I returned home unable to explain what I had experienced.  I could not describe the emotions that tore at me as I tried to move on with my life.  Trying to describe it is a challenge because there is just no way of putting it into words. 

A year later, my journey took me back to Africa as I joined Mercy Ships M/V Africa Mercy in Togo, West Africa.  I remembered how I felt after returning the first time.  I knew that I could never just return.  After spending three months aboard ship, I knew that life would never be the same. 

I returned home knowing that I had changed.  I no longer saw things the way I once had. 

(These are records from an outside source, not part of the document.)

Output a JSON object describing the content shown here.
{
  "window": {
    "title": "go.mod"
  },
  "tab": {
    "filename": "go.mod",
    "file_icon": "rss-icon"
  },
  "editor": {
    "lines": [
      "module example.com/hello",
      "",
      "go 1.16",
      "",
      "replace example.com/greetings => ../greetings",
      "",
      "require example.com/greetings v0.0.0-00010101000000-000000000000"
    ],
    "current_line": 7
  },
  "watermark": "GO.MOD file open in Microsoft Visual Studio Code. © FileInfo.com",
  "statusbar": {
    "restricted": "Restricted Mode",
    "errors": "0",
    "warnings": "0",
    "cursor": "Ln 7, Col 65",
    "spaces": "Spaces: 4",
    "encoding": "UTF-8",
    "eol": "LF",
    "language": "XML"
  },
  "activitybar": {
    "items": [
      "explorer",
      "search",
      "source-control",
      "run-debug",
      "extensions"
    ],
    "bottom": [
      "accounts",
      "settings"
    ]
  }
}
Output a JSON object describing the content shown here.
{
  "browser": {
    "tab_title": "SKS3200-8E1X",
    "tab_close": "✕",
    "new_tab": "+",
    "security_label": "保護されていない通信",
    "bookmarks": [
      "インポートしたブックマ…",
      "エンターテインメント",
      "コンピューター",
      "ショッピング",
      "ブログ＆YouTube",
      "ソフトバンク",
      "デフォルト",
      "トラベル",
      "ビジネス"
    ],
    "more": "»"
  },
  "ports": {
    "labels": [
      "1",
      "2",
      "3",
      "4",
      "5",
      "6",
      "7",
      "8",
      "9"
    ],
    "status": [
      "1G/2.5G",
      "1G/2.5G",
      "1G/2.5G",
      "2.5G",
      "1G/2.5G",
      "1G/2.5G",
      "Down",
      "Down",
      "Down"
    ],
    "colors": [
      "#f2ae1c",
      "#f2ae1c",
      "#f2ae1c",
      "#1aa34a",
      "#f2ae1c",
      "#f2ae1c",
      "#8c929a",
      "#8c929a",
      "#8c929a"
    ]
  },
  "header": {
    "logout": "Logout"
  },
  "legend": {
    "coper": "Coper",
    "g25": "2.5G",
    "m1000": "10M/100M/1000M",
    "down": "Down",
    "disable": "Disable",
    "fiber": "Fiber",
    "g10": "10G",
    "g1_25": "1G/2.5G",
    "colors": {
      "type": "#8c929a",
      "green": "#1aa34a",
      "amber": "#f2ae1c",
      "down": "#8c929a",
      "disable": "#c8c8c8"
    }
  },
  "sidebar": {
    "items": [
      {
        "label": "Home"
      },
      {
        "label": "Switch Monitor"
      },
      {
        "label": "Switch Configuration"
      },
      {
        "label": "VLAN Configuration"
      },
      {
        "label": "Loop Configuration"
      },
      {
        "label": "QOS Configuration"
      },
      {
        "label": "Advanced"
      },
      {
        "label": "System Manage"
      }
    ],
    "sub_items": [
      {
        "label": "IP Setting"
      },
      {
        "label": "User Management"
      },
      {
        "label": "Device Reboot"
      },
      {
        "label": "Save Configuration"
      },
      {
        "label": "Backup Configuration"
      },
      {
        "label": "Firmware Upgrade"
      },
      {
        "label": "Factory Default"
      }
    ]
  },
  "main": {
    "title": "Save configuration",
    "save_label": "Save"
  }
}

I could no longer think like I used to.  I could no longer just go through the motions.  My eyes were opened to things that I had seen. 

I can’t be the same person I was four years ago.  I have changed.  I can’t explain it.  I no longer see things the same.  I no longer think the same.  Hear the same.  Feel the same. 

I see things now and I react differently. 

The same thing happened through my experiences in AmeriCorps.  In St. Louis and Joplin. 

People that haven’t seen me in years ask how I’ve changed.  I can’t really tell them how, it just is.  I’m not the person I once was, and I can never be that person ever again. 

When we encounter God, the same thing happens.  When we develop and grow in our faith, we can never turn back.  We experience God and become a new creation.  Our old selves die and we are reborn in our faith. 

Yet, I find that many of us are trying to run back to who we were.  We can no longer accept who we were.  It will never satisfy us any more.  Only God will satisfy us now.